The Playable City is Here: It's Time to Start Having Fun With the City's Infrastructure

While there is certainly merit in "seamlessness and efficiency", at Bristol's Watershed we wanted to do something with a little bit more joy in it. As a counter-point to the 'Smart City', we have been exploring the notion of Playable Cities, bringing artists, designers, technologists and academics together.

At the Playful 2012 conference, Einar Sneve Martinussen gave a talk about the relationship between technology, design and everyday life, describing the future-city vision of companies like Microsoft as one of "seamlessness and efficiency".

While there is certainly merit in "seamlessness and efficiency", at Bristol's Watershed we wanted to do something with a little bit more joy in it. As a counter-point to the 'Smart City', we have been exploring the notion of Playable Cities, bringing artists, designers, technologists and academics together to sketch out what a Playable City project might be. We knew that it would reject the cold efficiency of the 'smart city' that Martinussen describes. We thought that instead it would enable residents and visitors to reconfigure and rewrite services, places and stories. We hoped it might seek out and celebrate the seams of city life, rather than seek to gloss over or 'fix' them.

So, with enthusiasm, a cohort of incredibly supportive partners and an emergent notion of the territory, in October 2012 we launched The Playable City Award, a £30,000 prize and package of support to make something playable in Bristol. This week we are pleased to announce Hello Lamp Post! by Design and Research Studio Pan as the Award's first winners.

Of the 93 international applications we received, Hello Lamp Post! certainly gave us a lot to think about, and responded to the brief most strongly. In their words" The sensory extremities of a smart city are its utilities and street furniture - objects so familiar that they have become invisible to us. They include (but aren't exclusive to) street lights, post boxes and bus stops."

A smart city might augment these touchpoints with technologies like digital displays, but Hello Lamp Post! seeks instead to make them playable, using existing city infrastructure to encourage you to notice and interact with what is around you.

Hello Lamp Post! is partly a game and partly a story which anyone will be able to interact with by texting in the unique codes found on a city's street objects. Objects are "woken" by texting the code to the Playable City phone number, this triggers a series of questions and exchanges between a player and the object it has texted. The clever bit is that players' responses are stored in a database and served back as questions and conversation to other people.

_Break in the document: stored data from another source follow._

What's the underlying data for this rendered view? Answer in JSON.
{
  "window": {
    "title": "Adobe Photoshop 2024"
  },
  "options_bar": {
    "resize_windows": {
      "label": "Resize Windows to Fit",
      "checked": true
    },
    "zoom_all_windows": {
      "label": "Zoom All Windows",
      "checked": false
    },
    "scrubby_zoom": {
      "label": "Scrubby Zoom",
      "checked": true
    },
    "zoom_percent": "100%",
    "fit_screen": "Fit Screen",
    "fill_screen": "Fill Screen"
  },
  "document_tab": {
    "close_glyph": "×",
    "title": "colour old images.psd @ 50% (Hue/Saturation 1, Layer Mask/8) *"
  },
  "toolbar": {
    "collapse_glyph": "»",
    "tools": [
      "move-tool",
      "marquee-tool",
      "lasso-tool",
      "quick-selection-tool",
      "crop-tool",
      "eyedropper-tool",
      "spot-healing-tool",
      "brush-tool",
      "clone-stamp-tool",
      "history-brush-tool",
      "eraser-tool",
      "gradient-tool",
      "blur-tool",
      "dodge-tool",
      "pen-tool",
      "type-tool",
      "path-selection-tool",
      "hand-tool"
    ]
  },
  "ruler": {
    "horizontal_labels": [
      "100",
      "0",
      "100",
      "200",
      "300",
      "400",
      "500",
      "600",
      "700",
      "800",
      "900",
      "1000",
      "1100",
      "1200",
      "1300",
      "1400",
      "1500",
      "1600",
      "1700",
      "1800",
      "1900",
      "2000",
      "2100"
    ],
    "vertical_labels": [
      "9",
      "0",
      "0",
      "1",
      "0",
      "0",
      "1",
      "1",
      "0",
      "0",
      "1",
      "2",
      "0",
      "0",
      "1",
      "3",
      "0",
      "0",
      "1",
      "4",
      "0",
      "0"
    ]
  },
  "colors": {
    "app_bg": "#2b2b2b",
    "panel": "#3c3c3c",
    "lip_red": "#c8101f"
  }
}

This isn't a bot-led artificial intelligence project, it is classic Wizard of Oz.

The project offers an alternative view of the Internet Of Things and our relationship with networked objects. It asks questions about who owns the digital counterparts of public infrastructure and space and challenges the prevalence of mass-entertainment and spectacle. It certainly won't be a straightforward project to ensure visibility for, but we are excited about the accessibility of the technology and working with Pan, Tom Armitage and Gyorgyi Galik to ensure it causes a stir.

We hope hundreds of people will interact with Hello Lamp Post! to find new ways to explore the city, to swap info about what is around them, to connect with others. People may decide to 'claim' a piece of street furniture outside their house or business, to use the system for flirtation, trickery or marketing, or simply to discover others around them who share the very same street furniture that is part of their everyday landscape. We just don't know until it is launched in Bristol in the summer. One thing is for sure though, you'll never look at the post box the same way again.